Objektive Testberichte mit vergleichenden Aufnahmen in 100 ISO-Stufen und Co. gibt es hier nicht. Ich kann nur Ergebnisse aus meiner Freizeit anbieten.

8 Kommentare

  1. DasMaddin
    am 05.08.2010

    Schöner Artikel!
    Könnte mich bisher trotzdem nicht dazu durchringen, so eine “Knipse” zu kaufen, weil ich vermutlich immer das Gefühl hätte, ich hätte das Foto mit der DSLR besser machen können.
    Ist sicherlich aber ein Prozeß wie z.B. Bilder aussortieren..

    Noch eine Frage: Wie hast Du die Bilder eingebunden? Ist das ein Flickr Tool direkt von Flickr? Kenn ich noch gar net..

    Btw: Sehr schöne Bilder von dem Island Trip. Würd gern mehr darüber erfahren.. bei nem Pils? ;)

    Grüße!

    M.

  2. Michael
    am 05.08.2010

    Hallo Andreas,
    gefällt mir richtig gut dieser Beitrag! Überhaupt freue ich mich jedes Mal aufs Neue, wenn mein Feed-Ordner bimmelt; dann weiß ich, es gibt nen neuen Beitrag auf deiner Seite. Bin schon sehr lange Abonnent. Würde mich sehr freuen, ein wenig mehr über deine fantastischen s/w-Arbeiten zu erfahren. Einen Beitrag dazu hattest du ja schon mal, es dürfen aber sehr sehr gerne weitere folgen..!
    Großes Kompliment und Grüße nach Potsdam
    Michael

  3. Andreas Levers
    am 05.08.2010

    Maddin Die Bilder sind wirklich auf DSLR-Niveau, so lange man nicht mit ISO 3200 fotografiert oder mehr als 20 Megapixel braucht. Ich hab die “Große” jedenfalls in Norwegen nicht vermisst. Pils: Gerne, evtl. als Abschluss für einen Photowalk demnächst?

    Danke sehr Michael. Es freut mich, dass Dir die Artikel so gut gefallen. Ich überlege mal, wie ich die S/W-Bearbeitung weiter in Screencasts erklären kann.

  4. Markus
    am 06.08.2010

    Hallo Andreas,
    vielen Dank für Deine Einschätzung und den Bericht. Das hört sich vielversprechend an. Aber ich denke, dass, wie bei allen neuerscheinungen, die zweite Generation noch mehr Potential aus der Kamera holen kann. Seitdem ich meine Ricoh GRIII habe, die auch mit RAW´s umgehen kann, habe ich in der Freizeit auch selten meine DSLR dabei.
    Die Bilder aus Norwegen sind wie immer superb, nur frage ich mich, wieviel kam da aus der Kamera und wieviel hast Du perfektioniert ;-) Da wir Dein Können kennen, kann ich nicht einschätzen wie gut die Kamera wirklich ist.

    LG Markus

  5. Andreas Levers
    am 06.08.2010

    Markus Dein Rat auf die zweite Generation zu warten, ist sicher fast immer der beste. Allerdings war mein Urlaub unverrückbar und ich wollte eine Lösung bis dahin. Das die zweite Version der PEN so kurz nach der ersten kam war, zusammen mit dem Erscheinen des Ultraweitwinkel wirklich Glück.

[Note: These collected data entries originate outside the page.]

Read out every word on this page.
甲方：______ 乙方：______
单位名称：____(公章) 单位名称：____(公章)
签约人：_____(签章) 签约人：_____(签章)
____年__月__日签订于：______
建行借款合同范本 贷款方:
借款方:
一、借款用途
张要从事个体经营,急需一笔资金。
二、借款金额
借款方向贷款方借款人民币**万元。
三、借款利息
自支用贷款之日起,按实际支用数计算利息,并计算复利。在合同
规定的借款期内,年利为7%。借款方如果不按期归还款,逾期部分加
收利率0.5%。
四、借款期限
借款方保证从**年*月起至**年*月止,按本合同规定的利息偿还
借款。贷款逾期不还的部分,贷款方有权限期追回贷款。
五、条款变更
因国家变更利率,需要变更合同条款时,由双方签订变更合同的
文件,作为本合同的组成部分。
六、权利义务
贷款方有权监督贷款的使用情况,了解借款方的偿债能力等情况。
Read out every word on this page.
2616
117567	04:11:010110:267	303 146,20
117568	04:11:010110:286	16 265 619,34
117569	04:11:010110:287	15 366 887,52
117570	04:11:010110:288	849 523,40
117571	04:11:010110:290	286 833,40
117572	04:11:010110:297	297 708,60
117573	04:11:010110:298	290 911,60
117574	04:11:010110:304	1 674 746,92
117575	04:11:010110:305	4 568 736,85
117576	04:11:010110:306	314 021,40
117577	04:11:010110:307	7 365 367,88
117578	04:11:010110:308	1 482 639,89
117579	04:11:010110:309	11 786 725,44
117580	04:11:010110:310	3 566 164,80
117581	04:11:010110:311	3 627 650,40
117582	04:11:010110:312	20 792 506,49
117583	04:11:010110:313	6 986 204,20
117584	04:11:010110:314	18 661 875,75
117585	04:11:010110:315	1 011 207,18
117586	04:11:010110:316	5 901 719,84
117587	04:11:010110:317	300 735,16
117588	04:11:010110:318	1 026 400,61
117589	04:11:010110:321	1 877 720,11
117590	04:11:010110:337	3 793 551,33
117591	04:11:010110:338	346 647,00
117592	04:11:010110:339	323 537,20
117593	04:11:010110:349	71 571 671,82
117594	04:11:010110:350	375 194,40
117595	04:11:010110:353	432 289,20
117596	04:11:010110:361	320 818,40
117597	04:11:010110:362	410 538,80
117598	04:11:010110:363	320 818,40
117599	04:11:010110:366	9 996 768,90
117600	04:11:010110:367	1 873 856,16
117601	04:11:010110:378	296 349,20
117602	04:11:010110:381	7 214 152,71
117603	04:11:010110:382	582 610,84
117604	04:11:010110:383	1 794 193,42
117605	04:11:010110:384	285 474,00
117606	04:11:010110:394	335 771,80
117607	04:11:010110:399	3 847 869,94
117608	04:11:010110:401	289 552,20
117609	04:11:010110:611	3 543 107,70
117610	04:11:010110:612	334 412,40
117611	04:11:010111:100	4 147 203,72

    Wenn ich die unbearbeiteten RAWs der Canon und der Olympus vergleiche, steht die Olympus in fast keinem Aspekt nach. Das Rauschverhalten ist etwas schlechter und der Dynamikumfang minimal geringer. Dafür ist der Charakter des Rauschens angenehmer und die Pro-Pixel-Schärfe höher.

  6. Ben
    am 10.08.2010

    Danke erstmal für den interessanten und ausführlichen Bericht. Was mich immer daran gehindert hat, so kleinere brauchbare Knipsen zu kaufen, war der fehlende Sucher. Denn ohne Sucher zu fotografieren macht keinen Spass, zumindest mir nicht. Da ist die PEN doch eine lobende Ausnahme, vorallem da der elektronische Sucher wirklich brauchbar scheint.

    Warst du auch mit einem passenden Weitwinkel in Norwegen unterwegs? Das müsste doch eher ziemlich limitiert sein aufgrund des Cropfaktors, vielleicht kannst du zum Thema (Ultra)weitwinkel im Kombination mit der PEN noch ein paar Worte zu verlieren?

    Danke & Gruß,
    Ben

  7. Andreas Levers
    am 10.08.2010

    @Ben Es freut mich, dass dir der Artikel gefallen hat.

    Ich habe ein Olympus 9-18mm Weitwinkel in den Urlaub mitgenommen. Das entspricht einem 18-36mm am Vollformat, ist also kein extremes Weitwinkel. Das Objektiv ist optisch sehr gut und vor allem extrem kompakt. Durch das 52mm Filtergewinde kann man leicht und günstig Polfilter und ND-Filter verwenden.

    Ich habe kurz überlegt ein Panasonic 7-14mm zu kaufen. Neben dem höheren Preis hat es aber den Nachteil, dass wegen dem gewölbten Frontelement (normal bei so extremen UWW) keine Filter damit möglich sind. Abgesehen davon ist das 7-14mm das Äquivalent zu einem 14mm UWW am Vollformat, was m.E. schon sehr extrem ist.

  8. Jo
    am 02.11.2010

    Auch wenn ich keine Neuanschaffung plane: Großartiger Artikel! Sehr übersichtlich, sehr informativ… Danke!